Nothing is perfect- No one we know, no objects we own, no situations we find ourselves in are faultless. I don’t strive to have perfect items in my assemblages. I don’t have a set plan when I put them together. But I do spend a lot of time arranging rearranging so that the objects are in a conversation with each other. Maybe we are the last generation to have our experiences tied to physical objects –future generations histories will be online. I still feel the need to tell my story through a few resonant objects.

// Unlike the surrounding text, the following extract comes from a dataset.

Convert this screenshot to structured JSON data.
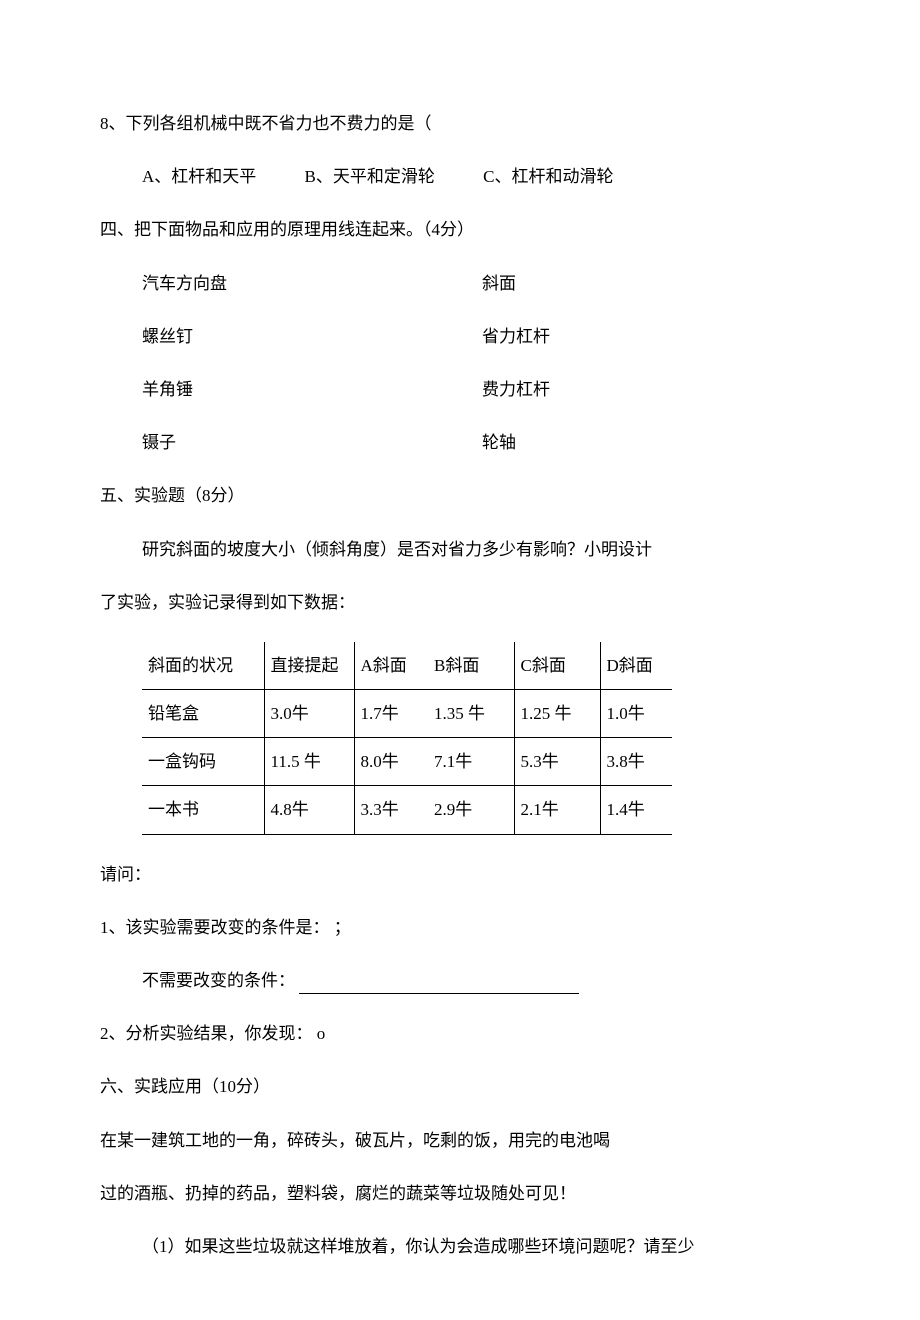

This is my story of 80 Winthrop Street.
It is the story of my grandmothers’ journeys. One grandmother was born in Poland and made a trip across the Atlantic in 1920 to live in America; probably she was carrying a valise like the one in my piece. My other grandmother was born in the United States and made the much shorter trip every weekend from her apartment on 80 Winthrop Street in Brooklyn to visit my family on Long Island. I remember her carrying a valise like the one above. If you take a look at the collage on the inside back of the valise you will see photos of both my grandmothers.
80 Winthrop Street is also the story of my own pathway through life. There are images of my family, trips I have taken and bridges I have crossed. It also shows my life’s voyage through clay. I started working in clay when I was in college and have continued ever since. Sometimes I work on the wheel creating functional pottery; other times I make tile wall reliefs. Now I find myself making assemblages and wall sculptures that might have many elements but always include something I have made from clay. Clay never gets old to me. It is an ancient art form that can look very modern. I decided to include a clay vessel in 80 Winthrop Street that is modeled on the kind of vessel that women in ancient times would take to the well and fill with water. I want my piece to have the feel of reaching across time.
80 Winthrop Street with recent changes at the Echoes exhibition at the Art League of Long Island.